Ministerstwo Edukacji Narodowej chce, żeby dzieci niepełnosprawne, chore i mające problem z funkcjonowaniem w szkole były w procesie nauki włączone do grup rówieśniczych.
Jak poinformowała na konferencji prasowej w Rzeszowie Małgorzata Rauch, podkarpacki kurator oświaty, nowe rozwiązania umożliwiają dyrektorom szkół wprowadzenie zindywidualizowanej ścieżki kształcenia, w której dziecko będzie mogło brać udział zarówno w zajęciach indywidualnych, jak i w lekcjach ze swoją klasą.
"Władzom oświatowym zależy na tym, żeby np. uczeń niepełnosprawny nie czuł się wykluczony z grupy rówieśniczej" - dodaje Małgorzata Rauch.
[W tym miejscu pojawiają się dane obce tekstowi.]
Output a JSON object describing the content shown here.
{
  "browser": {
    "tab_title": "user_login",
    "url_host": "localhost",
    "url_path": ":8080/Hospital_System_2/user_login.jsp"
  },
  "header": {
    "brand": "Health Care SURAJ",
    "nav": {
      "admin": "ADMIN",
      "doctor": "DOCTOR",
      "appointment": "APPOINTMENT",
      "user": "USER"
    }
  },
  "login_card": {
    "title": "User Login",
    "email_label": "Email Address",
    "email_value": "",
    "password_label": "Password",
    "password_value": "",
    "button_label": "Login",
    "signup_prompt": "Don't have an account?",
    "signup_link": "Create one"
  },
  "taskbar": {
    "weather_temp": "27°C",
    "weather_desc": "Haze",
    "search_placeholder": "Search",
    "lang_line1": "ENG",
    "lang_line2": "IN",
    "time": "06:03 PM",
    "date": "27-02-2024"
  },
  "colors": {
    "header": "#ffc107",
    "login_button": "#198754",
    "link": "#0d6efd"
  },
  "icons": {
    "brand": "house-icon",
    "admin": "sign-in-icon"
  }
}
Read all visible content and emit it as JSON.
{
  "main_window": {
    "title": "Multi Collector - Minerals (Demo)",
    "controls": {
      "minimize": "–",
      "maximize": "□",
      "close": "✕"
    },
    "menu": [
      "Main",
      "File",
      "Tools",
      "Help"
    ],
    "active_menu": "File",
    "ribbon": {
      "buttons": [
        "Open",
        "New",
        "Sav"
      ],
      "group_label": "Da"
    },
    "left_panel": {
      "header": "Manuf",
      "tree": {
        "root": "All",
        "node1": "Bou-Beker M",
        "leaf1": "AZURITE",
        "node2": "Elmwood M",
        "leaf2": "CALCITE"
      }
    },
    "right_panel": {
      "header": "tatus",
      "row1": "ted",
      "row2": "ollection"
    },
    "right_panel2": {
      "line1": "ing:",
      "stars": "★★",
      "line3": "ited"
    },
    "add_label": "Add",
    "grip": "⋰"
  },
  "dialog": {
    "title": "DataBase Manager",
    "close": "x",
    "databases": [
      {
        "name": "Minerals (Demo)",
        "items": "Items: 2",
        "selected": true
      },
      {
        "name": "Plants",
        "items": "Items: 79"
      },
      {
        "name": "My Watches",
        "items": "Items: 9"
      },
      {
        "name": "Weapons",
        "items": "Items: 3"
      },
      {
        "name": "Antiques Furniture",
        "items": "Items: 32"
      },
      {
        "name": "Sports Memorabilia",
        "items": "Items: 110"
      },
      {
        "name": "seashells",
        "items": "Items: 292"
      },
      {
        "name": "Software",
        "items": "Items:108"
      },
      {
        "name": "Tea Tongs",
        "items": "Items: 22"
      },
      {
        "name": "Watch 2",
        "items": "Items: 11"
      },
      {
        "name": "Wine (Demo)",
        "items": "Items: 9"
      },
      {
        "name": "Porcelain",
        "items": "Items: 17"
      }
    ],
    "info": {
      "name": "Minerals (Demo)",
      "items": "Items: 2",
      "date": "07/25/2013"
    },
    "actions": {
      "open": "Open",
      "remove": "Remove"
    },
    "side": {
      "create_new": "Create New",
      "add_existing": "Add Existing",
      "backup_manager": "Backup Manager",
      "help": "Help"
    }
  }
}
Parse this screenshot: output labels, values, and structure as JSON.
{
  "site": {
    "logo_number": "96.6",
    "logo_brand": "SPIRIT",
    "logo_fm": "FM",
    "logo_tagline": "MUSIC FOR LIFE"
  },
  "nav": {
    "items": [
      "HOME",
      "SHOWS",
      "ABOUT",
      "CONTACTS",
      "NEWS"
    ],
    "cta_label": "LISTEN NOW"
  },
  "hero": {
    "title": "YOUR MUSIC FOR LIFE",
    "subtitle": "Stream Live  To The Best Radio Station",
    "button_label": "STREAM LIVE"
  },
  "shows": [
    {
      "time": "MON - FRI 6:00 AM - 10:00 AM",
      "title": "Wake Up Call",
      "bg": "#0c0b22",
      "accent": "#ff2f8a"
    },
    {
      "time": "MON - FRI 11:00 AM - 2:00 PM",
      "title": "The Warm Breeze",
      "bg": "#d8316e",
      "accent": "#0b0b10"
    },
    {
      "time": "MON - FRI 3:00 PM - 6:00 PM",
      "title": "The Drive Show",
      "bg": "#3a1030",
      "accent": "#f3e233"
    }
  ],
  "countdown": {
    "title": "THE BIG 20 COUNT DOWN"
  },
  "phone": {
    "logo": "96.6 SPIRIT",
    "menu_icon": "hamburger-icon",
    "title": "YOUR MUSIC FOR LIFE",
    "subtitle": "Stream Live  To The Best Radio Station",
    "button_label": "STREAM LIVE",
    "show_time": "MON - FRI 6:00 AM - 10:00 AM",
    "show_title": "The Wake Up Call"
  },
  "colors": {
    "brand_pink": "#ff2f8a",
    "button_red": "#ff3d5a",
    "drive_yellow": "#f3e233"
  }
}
Nowością jest to, że uczeń chory, który z poradni psychologiczno-pedagogicznej otrzyma orzeczenie o potrzebie nauczania indywidualnego, będzie realizował zajęcia edukacyjne w domu. Ma to związek z tym, że nie wszystkie szkoły są w stanie zapewnić odpowiednie pomieszczenia dla lekcji, w których bierze udział pojedynczy uczeń.
Dlatego MEN chce, żeby w każdej szkole był pedagog lub psycholog, którzy będą wspierać zarówno uczniów ze specjalnymi potrzebami edukacyjnymi, jak i ich rodziców.